Aber das Gesetz, der Zustand des Gesetzes, kam nebenbei dazu, damit die Übertretung reichlich vorhanden sei. Der Sinn ist nicht, dass die Sünde überhandnimmt: Gott ist in keiner Weise und in keinem Grad ihr Urheber. Die Sünde war, wie schon gezeigt wurde, in der Welt, ganz unabhängig vom Gesetz und bevor es durch Mose gegeben wurde. Aber das Gesetz kam, damit das Vergehen überhandnehme; damit, da die Sünde schon da war, ihr Übel offenkundig und schrecklich werde, indem es die Form der offenen Verachtung der bekannten Autorität Gottes annehme.
Das war Gottes würdig und heilsam für den Menschen. Und das waren der Zweck und das Ziel des Zustandes des Gesetzes. Die Sünde, ich wiederhole es, wurde nicht dadurch bewirkt; aber sie wurde durch die Zurückhaltung, die ihrer Befriedigung auferlegt wurde, provoziert: die bloße Anwesenheit von Gottes offenbartem Anspruch auf das Gewissen des Menschen ließ das Vergehen überhand nehmen. Das Böse im Menschen war da und wirkte; und der Ausdruck und die autoritative Forderung seiner Pflicht brachten nur unmissverständlich zum Ausdruck, was wirkte. Der Eigenwille reibt sich nur umso mehr auf, je mehr er einer Autorität unterworfen ist, die sich seinen Wünschen widersetzt. Aber das ist die Wahrheit über den sittlichen Zustand des Menschen; und es ist gut, soweit es geht, dass er die Wahrheit über sich selbst kennt.
Es gibt also keinen Grund, sich der klaren und sicheren Bedeutung dieser inspirierten Worte zu entziehen. Chrysostomus hat sich hierin geirrt und hat Tausende irregeführt. Er leugnete, dass der Apostel von der Absicht oder dem Ziel sprach, sondern nur vom Ergebnis, und verfiel in den Irrtum zu sagen, das Gesetz sei nicht gegeben worden, damit das Vergehen überhandnehme, sondern um es zu vermindern und wegzunehmen. Damit widersprach er dem Apostel, statt ihn zu erläutern.

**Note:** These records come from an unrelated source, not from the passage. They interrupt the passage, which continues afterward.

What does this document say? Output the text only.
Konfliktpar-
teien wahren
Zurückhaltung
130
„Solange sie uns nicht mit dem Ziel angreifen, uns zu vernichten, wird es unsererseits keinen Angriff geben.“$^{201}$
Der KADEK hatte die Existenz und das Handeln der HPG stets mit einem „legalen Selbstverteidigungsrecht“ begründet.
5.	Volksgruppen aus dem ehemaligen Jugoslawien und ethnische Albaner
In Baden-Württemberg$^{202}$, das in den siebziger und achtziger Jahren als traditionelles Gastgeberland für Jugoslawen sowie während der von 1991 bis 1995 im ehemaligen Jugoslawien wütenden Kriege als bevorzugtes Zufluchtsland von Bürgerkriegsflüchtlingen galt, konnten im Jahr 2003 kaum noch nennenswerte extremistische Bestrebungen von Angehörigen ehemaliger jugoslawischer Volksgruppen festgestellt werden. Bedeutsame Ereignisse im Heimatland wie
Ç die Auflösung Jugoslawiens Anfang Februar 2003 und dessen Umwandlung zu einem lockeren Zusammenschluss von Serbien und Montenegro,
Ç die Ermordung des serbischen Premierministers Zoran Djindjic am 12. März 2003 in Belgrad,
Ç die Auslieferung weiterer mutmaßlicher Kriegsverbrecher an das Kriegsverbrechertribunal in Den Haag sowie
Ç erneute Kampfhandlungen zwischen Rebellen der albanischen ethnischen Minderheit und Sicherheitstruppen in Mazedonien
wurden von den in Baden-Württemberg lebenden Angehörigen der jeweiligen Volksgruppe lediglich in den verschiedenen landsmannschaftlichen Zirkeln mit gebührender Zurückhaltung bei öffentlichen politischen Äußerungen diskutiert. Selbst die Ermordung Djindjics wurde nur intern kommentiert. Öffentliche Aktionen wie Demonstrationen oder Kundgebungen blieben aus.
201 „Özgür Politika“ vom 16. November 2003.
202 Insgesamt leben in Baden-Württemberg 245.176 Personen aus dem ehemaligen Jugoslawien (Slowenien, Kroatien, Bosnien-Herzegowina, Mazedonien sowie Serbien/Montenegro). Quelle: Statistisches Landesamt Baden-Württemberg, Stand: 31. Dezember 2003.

So fragt wiederum Macknight, ob man sich vorstellen kann, dass es kein Vergehen in der Welt gab, das mit dem Tod bestraft werden konnte, bis das Gesetz Moses verkündet wurde und dass die Gnade nicht überreichlich war, bis das Vergehen gegen das Gesetz überreichlich war? Er argumentiert daher für das Gesetz der Natur, das in dem Moment stillschweigend eintrat, als Adam und Eva begnadigt wurden. Was kann erschütternder sein als diese Verwirrung?
Wer dem Wort Gottes glaubt und Gottes Handeln auch nur ein wenig versteht, dem muss klar sein, dass zwischen dem Sündenfall und der Verkündigung des Gesetzes am Sinai genau die Zeit lag, in der die Menschen beweisen mussten, was das Fleisch ohne den Zwang des Gesetzes ist; dass danach Israel zum Beweis dafür wurde, dass ein Zustand des Gesetzes an sich die Dinge nicht bessert, sondern die Übertretung im Übermaß verursacht. So belehrt uns der Apostel in diesem Kapitel, dessen Wahrheit ansonsten aus den Tatsachen des Alten Testaments und dem Zustand Israels ersichtlich ist.
Wo aber die Sünde überströmend geworden ist, ist die Gnade noch überreichlicher geworden, damit, wie die Sünde geherrscht hat im Tod, so auch die Gnade herrsche durch Gerechtigkeit zu ewigem Leben durch Jesus Christus, unseren Herrn (5,20b.21).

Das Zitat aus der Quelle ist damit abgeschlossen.